7th Mayor of Warren, Michigan
- In office November 7, 1995 – November 9, 2007
- Preceded by: Ronald L. Bonkowski
- Succeeded by: James R. Fouts

Macomb County Commissioner
- In office November 3, 1992 – November 6, 1995

Personal details
- Born: January 12, 1955 (age 71) Warren, Michigan, U.S.
- Party: Democratic
- Profession: Mayor (Retired)

= Mark Steenbergh =

American politician from Michigan

Mark Steenbergh (born January 12, 1955) is an American politician from Michigan. Following a stint on the Macomb County Board of Commissioners, Steenbergh served as mayor of Warren, Michigan.

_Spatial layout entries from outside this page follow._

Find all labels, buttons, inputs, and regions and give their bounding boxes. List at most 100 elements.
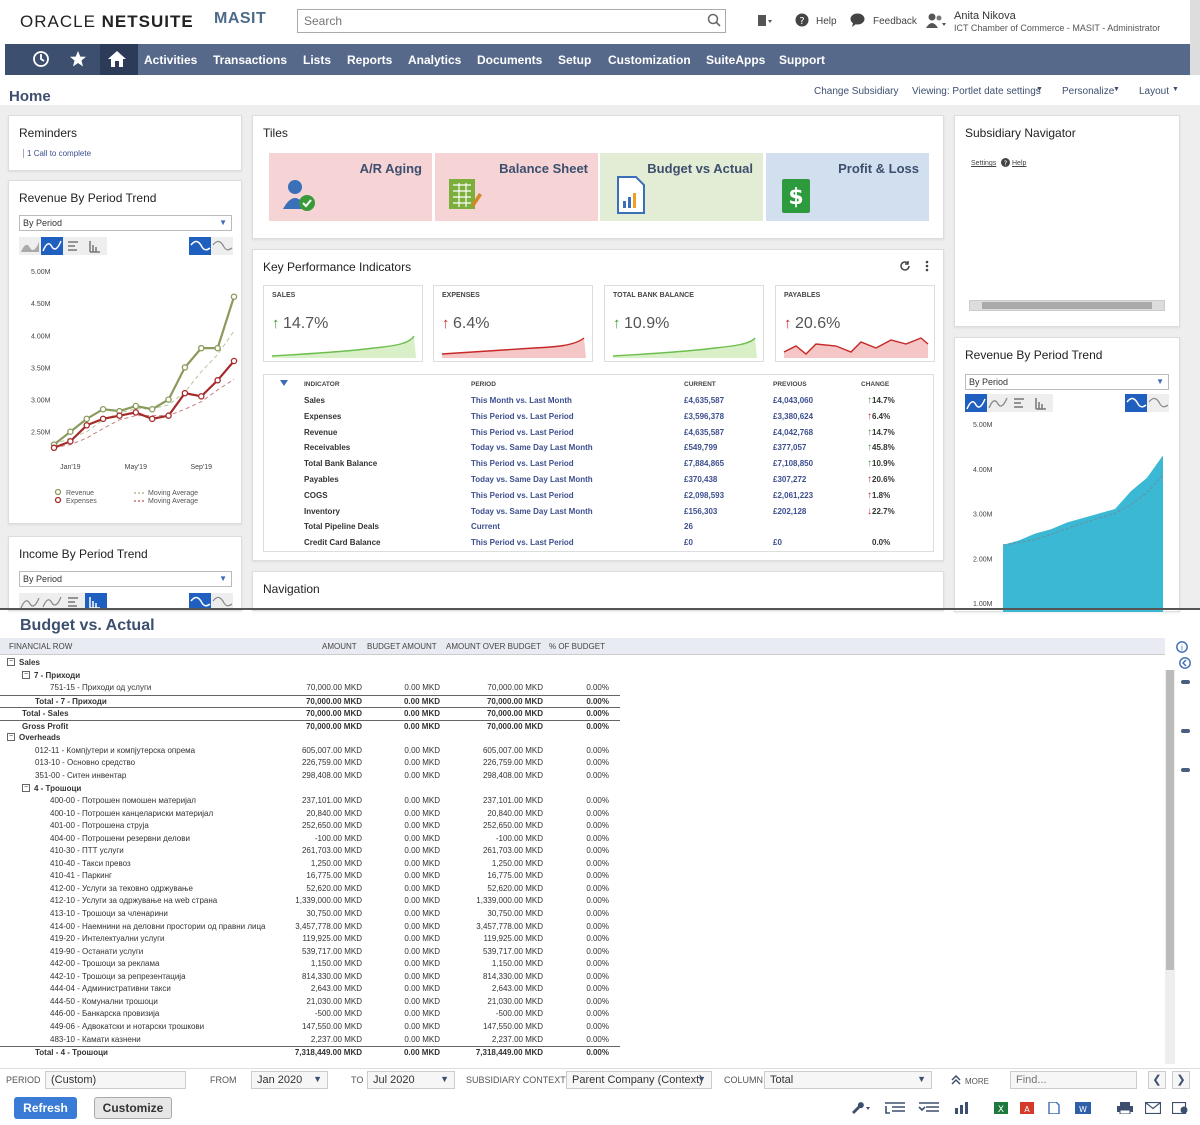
kpi-period[interactable]: This Period vs. Last Period	[471, 538, 574, 547]
group-row[interactable]: −4 - Трошоци	[0, 783, 620, 796]
nav-setup[interactable]: Setup	[558, 53, 591, 67]
table-row[interactable]: 751-15 - Приходи од услуги 70,000.00 MKD 0…	[0, 682, 620, 695]
help-icon[interactable]: ?	[1001, 158, 1010, 167]
cell-a[interactable]: 16,775.00 MKD	[306, 871, 362, 880]
pdf-export-icon[interactable]: A	[1020, 1102, 1034, 1114]
col-header-pct-budget[interactable]: % OF BUDGET	[549, 642, 605, 651]
kpi-card[interactable]: TOTAL BANK BALANCE ↑ 10.9%	[604, 285, 764, 362]
cell-a[interactable]: 2,643.00 MKD	[311, 984, 362, 993]
personalize-menu[interactable]: Personalize	[1062, 86, 1114, 97]
table-row[interactable]: 410-40 - Такси превоз 1,250.00 MKD 0.00 MK…	[0, 858, 620, 871]
cell-a[interactable]: 52,620.00 MKD	[306, 884, 362, 893]
kpi-period[interactable]: Today vs. Same Day Last Month	[471, 475, 593, 484]
kpi-col-header[interactable]: INDICATOR	[304, 381, 340, 388]
refresh-button[interactable]: Refresh	[14, 1097, 77, 1119]
expand-rows-icon[interactable]	[918, 1102, 940, 1114]
tile-ar-aging[interactable]: A/R Aging	[269, 153, 432, 221]
period-select[interactable]: By Period ▼	[19, 571, 232, 587]
cell-a[interactable]: 70,000.00 MKD	[306, 683, 362, 692]
table-row[interactable]: 400-00 - Потрошен помошен материјал 237,1…	[0, 795, 620, 808]
window-scrollbar[interactable]	[1190, 0, 1200, 75]
search-icon[interactable]	[707, 13, 721, 27]
tile-profit-loss[interactable]: Profit & Loss $	[766, 153, 929, 221]
cell-a[interactable]: 539,717.00 MKD	[302, 947, 362, 956]
table-row[interactable]: 410-41 - Паркинг 16,775.00 MKD 0.00 MKD 16,…	[0, 870, 620, 883]
favorites-star-icon[interactable]	[69, 50, 87, 68]
cell-a[interactable]: -500.00 MKD	[315, 1009, 362, 1018]
table-row[interactable]: 444-04 - Административни такси 2,643.00 M…	[0, 983, 620, 996]
double-chevron-up-icon[interactable]	[951, 1075, 961, 1085]
cell-a[interactable]: 814,330.00 MKD	[302, 972, 362, 981]
from-select[interactable]: Jan 2020 ▼	[251, 1071, 328, 1089]
table-row[interactable]: 410-30 - ПТТ услуги 261,703.00 MKD 0.00 MK…	[0, 845, 620, 858]
cell-a[interactable]: 226,759.00 MKD	[302, 758, 362, 767]
word-export-icon[interactable]: W	[1075, 1102, 1091, 1114]
schedule-icon[interactable]	[1172, 1102, 1188, 1114]
table-row[interactable]: 012-11 - Компјутери и компјутерска опрем…	[0, 745, 620, 758]
table-row[interactable]: 412-10 - Услуги за одржување на web стра…	[0, 895, 620, 908]
cell-a[interactable]: -100.00 MKD	[315, 834, 362, 843]
nav-activities[interactable]: Activities	[144, 53, 197, 67]
table-row[interactable]: 446-00 - Банкарска провизија -500.00 MKD 0…	[0, 1008, 620, 1021]
print-icon[interactable]	[1117, 1102, 1133, 1114]
help-link[interactable]: Help	[1012, 160, 1026, 167]
collapse-toggle-icon[interactable]: −	[22, 783, 30, 792]
table-row[interactable]: 444-50 - Комунални трошоци 21,030.00 MKD 0…	[0, 996, 620, 1009]
search-input[interactable]	[297, 9, 726, 33]
total-row[interactable]: Total - Sales 70,000.00 MKD 0.00 MKD 70,000…	[0, 707, 620, 720]
kpi-period[interactable]: Today vs. Same Day Last Month	[471, 443, 593, 452]
total-row[interactable]: Gross Profit 70,000.00 MKD 0.00 MKD 70,000.…	[0, 719, 620, 733]
period-select[interactable]: By Period ▼	[19, 215, 232, 231]
excel-export-icon[interactable]: X	[994, 1102, 1008, 1114]
cell-a[interactable]: 252,650.00 MKD	[302, 821, 362, 830]
to-select[interactable]: Jul 2020 ▼	[367, 1071, 455, 1089]
side-panel-handle[interactable]	[1181, 768, 1190, 772]
column-select[interactable]: Total ▼	[764, 1071, 932, 1089]
col-header-financial-row[interactable]: FINANCIAL ROW	[9, 642, 72, 651]
nav-reports[interactable]: Reports	[347, 53, 392, 67]
settings-link[interactable]: Settings	[971, 160, 996, 167]
col-header-over-budget[interactable]: AMOUNT OVER BUDGET	[446, 642, 541, 651]
total-row[interactable]: Total - 4 - Трошоци 7,318,449.00 MKD 0.00 …	[0, 1046, 620, 1059]
kpi-period[interactable]: This Period vs. Last Period	[471, 491, 574, 500]
feedback-icon[interactable]	[850, 13, 865, 27]
scroll-thumb[interactable]	[982, 302, 1152, 309]
roles-icon[interactable]	[925, 13, 947, 29]
cell-a[interactable]: 605,007.00 MKD	[302, 746, 362, 755]
email-icon[interactable]	[1145, 1102, 1161, 1114]
cell-a[interactable]: 1,250.00 MKD	[311, 859, 362, 868]
nav-suiteapps[interactable]: SuiteApps	[706, 53, 765, 67]
kpi-col-header[interactable]: CHANGE	[861, 381, 889, 388]
cell-a[interactable]: 1,150.00 MKD	[311, 959, 362, 968]
table-row[interactable]: 442-00 - Трошоци за реклама 1,150.00 MKD 0…	[0, 958, 620, 971]
kpi-period[interactable]: This Period vs. Last Period	[471, 428, 574, 437]
kpi-card[interactable]: EXPENSES ↑ 6.4%	[433, 285, 593, 362]
table-row[interactable]: 414-00 - Наемнини на деловни простории о…	[0, 921, 620, 934]
find-input[interactable]	[1010, 1071, 1137, 1089]
group-row[interactable]: − Sales	[0, 657, 620, 670]
collapse-panel-icon[interactable]	[1179, 657, 1191, 669]
side-panel-handle[interactable]	[1181, 729, 1190, 733]
period-field[interactable]: (Custom)	[45, 1071, 186, 1089]
refresh-icon[interactable]	[899, 260, 911, 272]
kpi-period[interactable]: This Period vs. Last Period	[471, 412, 574, 421]
bva-scrollbar[interactable]	[1165, 670, 1175, 1064]
cell-a[interactable]: 261,703.00 MKD	[302, 846, 362, 855]
horizontal-scrollbar[interactable]	[969, 300, 1165, 311]
cell-a[interactable]: 1,339,000.00 MKD	[295, 896, 362, 905]
total-row[interactable]: Total - 7 - Приходи 70,000.00 MKD 0.00 MKD…	[0, 694, 620, 708]
help-link[interactable]: Help	[816, 16, 837, 27]
feedback-link[interactable]: Feedback	[873, 16, 917, 27]
kpi-col-header[interactable]: PERIOD	[471, 381, 496, 388]
cell-a[interactable]: 70,000.00 MKD	[306, 697, 362, 706]
table-row[interactable]: 412-00 - Услуги за тековно одржување 52,6…	[0, 883, 620, 896]
group-row[interactable]: −7 - Приходи	[0, 670, 620, 683]
cell-a[interactable]: 7,318,449.00 MKD	[295, 1048, 362, 1057]
table-row[interactable]: 483-10 - Камати казнени 2,237.00 MKD 0.00 …	[0, 1034, 620, 1047]
more-link[interactable]: MORE	[965, 1077, 989, 1086]
kpi-period[interactable]: Current	[471, 522, 500, 531]
trend-style-toggle[interactable]	[1125, 394, 1169, 412]
user-role[interactable]: ICT Chamber of Commerce - MASIT - Admini…	[954, 23, 1160, 33]
collapse-toggle-icon[interactable]: −	[7, 658, 15, 666]
customize-button[interactable]: Customize	[94, 1097, 172, 1119]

He was elected to his second and third term after being charged with a single count of racial intimidation and another count of misdemeanor assault in 1996. The charges result from an altercation with an African American named John Harris. Steenbergh was released on $25,000 personal bond.

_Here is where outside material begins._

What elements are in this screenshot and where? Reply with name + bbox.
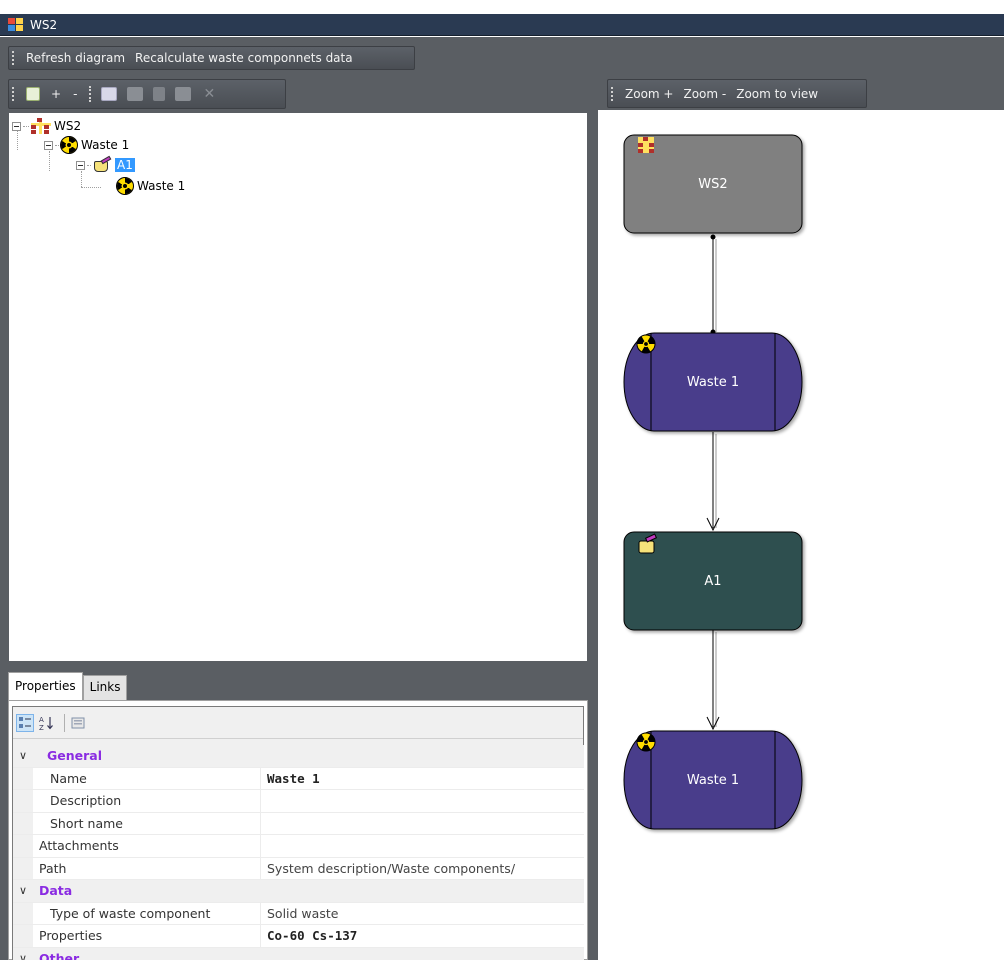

Steenbergh was recognized for his service in an addition to the Congressional record in 2000 by Representative Sander M. Levin.

In 2005, a former firefighter sued Steenbergh and his Deputy Mayor, Mike Greiner, for defamation. The firefighter stipulated that he had been falsely accused of collecting pay while out of state.

During his final term as Warren mayor his daughter was arrested in a traffic stop. Shortly before leaving office in 2007 he spoke out against Iraqi immigrants moving to Warren. In 2007 Warren still limited Mayors to three terms.

He was a Macomb County public works official until he was fired by Candice Miller in 2017.